Entering her remarkable 50th year as a presenting artist in Laguna Beach’s Festival of Arts, one might think there is nothing more for her to experience, to inspire her, to tickle her funny bone. But one would be wrong.
It wasn’t long ago that Moffett, a watercolorist based in Corona del Mar, got one of those unique experiences that reminds her of why she loves what she does, and why she loves being a Festival artist.
“I had a little girl — she was maybe 8, 10 years old — that was looking at one of my paintings,” Moffett said. “It was a landscape painting, and it had a foreground with a little stream going through and some trees, and then it goes off into the distance and the trees are further away and they go up the side of a mountain. The little girl was standing there, and looking, and looking. She wanted to know how I painted the distance, the depth. How did I paint it so that there was something in the foreground, something farther away and something in the distance? She wanted to understand how I could make that happen in a painting.”
Moffett loves to paint landscapes, both natural settings and cityscapes. She is inspired by her travels, both near and far. And her artwork at this summer’s Festival of Arts, which runs through Aug. 31, is simply a result of going through the files of her mind and finding pieces that fit her mood.
“This year, I’ve done two paintings from a cruise our kids took us on to Glacier National Park in Alaska,” Moffett said. “It was so inspiring, so beautiful. We took a lot of photographs, and I use the photographs for research, for details. Then I wanted to change gears, and thought I want to do a neat building. I started going through photographs from a trip to France a couple of years ago, looking for buildings that really attracted my attention.”

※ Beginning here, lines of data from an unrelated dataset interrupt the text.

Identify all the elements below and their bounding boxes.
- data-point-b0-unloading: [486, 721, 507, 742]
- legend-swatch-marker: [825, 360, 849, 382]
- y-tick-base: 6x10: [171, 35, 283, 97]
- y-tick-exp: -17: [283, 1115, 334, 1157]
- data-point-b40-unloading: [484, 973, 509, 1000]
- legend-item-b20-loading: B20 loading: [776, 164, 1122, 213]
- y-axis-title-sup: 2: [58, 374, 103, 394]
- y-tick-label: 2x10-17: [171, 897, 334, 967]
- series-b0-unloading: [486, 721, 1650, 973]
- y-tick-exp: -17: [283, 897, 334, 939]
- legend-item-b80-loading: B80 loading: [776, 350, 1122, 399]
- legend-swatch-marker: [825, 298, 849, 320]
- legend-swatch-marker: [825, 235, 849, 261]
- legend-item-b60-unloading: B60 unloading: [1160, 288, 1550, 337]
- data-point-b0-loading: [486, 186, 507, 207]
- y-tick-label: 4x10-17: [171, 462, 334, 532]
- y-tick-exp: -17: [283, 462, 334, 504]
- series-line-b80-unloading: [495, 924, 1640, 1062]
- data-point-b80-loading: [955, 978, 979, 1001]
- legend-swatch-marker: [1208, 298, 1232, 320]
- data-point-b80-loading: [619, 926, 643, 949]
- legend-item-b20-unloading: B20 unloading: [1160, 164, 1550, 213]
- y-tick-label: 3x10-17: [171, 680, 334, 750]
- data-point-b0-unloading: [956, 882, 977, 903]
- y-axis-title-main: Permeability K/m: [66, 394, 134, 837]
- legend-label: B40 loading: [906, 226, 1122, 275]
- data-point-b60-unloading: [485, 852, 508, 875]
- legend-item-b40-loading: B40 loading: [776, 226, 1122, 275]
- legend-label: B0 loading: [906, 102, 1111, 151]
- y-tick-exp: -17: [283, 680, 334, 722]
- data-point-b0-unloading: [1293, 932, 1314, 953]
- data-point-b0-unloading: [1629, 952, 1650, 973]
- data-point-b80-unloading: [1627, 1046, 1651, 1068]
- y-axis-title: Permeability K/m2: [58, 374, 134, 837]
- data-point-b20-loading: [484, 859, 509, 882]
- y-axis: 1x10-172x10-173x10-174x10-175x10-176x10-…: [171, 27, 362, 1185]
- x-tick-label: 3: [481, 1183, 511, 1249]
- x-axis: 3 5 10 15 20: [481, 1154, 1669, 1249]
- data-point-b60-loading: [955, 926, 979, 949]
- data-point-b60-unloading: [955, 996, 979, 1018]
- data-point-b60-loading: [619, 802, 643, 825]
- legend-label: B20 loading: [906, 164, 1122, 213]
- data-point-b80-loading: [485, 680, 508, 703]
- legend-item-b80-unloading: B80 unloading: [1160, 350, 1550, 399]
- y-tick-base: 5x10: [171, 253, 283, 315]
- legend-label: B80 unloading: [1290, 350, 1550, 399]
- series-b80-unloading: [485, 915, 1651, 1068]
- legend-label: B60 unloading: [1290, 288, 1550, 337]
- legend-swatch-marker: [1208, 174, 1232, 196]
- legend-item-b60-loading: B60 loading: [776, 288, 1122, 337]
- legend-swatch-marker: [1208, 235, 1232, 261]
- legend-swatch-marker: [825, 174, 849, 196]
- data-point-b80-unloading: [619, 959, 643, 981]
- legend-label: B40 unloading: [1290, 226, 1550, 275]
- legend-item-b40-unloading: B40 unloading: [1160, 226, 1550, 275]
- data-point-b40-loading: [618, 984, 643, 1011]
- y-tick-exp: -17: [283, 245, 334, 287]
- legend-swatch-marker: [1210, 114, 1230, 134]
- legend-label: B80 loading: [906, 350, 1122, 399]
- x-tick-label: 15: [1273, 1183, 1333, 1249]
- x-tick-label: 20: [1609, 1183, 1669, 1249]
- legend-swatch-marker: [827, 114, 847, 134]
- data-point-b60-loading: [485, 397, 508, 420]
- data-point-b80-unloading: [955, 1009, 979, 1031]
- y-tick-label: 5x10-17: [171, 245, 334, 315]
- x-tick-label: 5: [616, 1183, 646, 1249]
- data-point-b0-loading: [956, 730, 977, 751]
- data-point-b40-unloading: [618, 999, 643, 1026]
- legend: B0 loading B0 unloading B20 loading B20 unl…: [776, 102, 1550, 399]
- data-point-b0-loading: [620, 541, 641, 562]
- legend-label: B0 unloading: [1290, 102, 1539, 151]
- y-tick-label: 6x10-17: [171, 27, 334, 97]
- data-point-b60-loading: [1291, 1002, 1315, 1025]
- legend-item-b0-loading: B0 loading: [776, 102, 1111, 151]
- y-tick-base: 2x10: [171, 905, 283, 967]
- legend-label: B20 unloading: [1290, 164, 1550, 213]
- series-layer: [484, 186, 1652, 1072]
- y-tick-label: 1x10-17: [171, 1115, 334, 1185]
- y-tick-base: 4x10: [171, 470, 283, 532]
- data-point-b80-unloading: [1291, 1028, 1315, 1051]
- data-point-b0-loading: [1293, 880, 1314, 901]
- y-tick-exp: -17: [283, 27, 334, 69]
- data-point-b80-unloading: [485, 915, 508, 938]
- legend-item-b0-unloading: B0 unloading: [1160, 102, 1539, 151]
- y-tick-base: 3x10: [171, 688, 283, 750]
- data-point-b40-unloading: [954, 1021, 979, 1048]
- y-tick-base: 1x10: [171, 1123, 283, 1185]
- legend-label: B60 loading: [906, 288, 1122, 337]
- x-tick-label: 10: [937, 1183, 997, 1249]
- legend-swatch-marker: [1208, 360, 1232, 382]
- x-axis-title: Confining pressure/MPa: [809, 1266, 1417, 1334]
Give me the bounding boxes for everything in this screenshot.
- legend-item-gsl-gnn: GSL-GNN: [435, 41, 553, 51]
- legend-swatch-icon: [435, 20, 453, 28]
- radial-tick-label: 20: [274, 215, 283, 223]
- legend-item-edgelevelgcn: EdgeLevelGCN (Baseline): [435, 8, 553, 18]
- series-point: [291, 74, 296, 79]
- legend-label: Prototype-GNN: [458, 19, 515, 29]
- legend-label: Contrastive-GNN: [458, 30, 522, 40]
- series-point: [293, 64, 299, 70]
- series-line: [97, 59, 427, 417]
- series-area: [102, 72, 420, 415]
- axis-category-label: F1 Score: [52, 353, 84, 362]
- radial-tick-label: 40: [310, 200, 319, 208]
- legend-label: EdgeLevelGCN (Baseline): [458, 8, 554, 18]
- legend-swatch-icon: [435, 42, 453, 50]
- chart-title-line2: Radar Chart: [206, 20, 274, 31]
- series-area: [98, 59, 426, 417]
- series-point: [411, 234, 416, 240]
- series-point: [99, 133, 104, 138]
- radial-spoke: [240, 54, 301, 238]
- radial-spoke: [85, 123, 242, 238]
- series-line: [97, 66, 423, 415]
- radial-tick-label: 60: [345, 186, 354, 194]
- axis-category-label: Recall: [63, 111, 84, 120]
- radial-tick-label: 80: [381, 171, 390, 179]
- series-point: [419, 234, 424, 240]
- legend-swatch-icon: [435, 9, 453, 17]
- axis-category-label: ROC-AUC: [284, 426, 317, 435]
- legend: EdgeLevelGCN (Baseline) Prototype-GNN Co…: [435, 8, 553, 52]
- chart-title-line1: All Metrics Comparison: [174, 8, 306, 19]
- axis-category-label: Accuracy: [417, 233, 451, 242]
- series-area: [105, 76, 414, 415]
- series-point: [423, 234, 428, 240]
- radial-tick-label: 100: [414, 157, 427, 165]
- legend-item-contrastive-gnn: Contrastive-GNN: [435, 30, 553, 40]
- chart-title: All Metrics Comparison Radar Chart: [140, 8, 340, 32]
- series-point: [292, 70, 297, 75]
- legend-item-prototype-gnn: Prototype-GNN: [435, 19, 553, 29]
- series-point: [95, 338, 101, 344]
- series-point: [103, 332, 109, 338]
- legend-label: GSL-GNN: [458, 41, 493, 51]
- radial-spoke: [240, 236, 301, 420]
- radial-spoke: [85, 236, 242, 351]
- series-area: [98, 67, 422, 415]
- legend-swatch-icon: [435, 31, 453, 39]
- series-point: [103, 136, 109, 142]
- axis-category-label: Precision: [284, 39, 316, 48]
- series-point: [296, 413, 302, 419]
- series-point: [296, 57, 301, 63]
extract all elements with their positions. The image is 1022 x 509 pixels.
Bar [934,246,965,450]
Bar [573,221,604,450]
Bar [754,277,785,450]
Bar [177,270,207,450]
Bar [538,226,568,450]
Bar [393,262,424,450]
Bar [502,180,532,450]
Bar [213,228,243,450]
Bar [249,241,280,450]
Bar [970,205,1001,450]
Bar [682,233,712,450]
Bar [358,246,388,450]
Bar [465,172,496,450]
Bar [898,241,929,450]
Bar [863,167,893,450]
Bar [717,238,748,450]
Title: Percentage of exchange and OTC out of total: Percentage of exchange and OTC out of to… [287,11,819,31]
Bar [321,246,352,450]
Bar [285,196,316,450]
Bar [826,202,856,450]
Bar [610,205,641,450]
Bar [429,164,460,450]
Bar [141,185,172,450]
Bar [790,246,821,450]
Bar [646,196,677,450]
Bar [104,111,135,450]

Art is in Moffett’s blood, the roots of her love for art going back to her formative years as a little girl in Laguna Beach.
“My dad was very artistic,” Moffett said of her father, Joe Wilson. “I can remember going to the beach and he would have a big sketch pad under his arm, and he would sit and sketch on the beach. At Christmas, he would always make our Christmas cards, and that was fun to watch that process. I started drawing when I was very, very young and it grew from there.”
Her art blossomed after meeting renown watercolorist Rex Brandt, who lived just two blocks from Moffett and her husband in Corona del Mar.
“I knew that he gave classes so I signed up with him one summer,” Moffett remembered. “He and his wife (Joan Irving) both taught and he had other really fabulous artists come and teach for a day.”
That summer opened Moffett’s artist’s eye in a way that she is always looking for the scene of her next painting.
“My style is transparent watercolor and it’s very detailed, I enjoy detail,” she said. “Being in Rex’s class, his demonstrations were of landscape architecture or just landscapes. We do a lot of traveling and I spend a lot of time hiking and I’m just taken with nature, so I like to do more nature-type paintings rather than landscape per se.”
Moffett’s connection to the Festival of Arts and Pageant of the Masters goes back a long time. She has served nearly two decades on the Festival of Arts board of directors, and is a former president of the organization. She was honored with a lifetime achievement award from the Festival.
As much as she has given, Moffett feels she has also received as a Festival presenter.
“It’s always been the atmosphere, the artists. You kind of feed off of other artists in conversation, and that stimulates new ideas and new directions to take,” Moffett said. “Being able to ask artists on a personal basis about their own techniques and what inspires them. And just talking with people that go through the Festival and look at the art. It’s really fun.”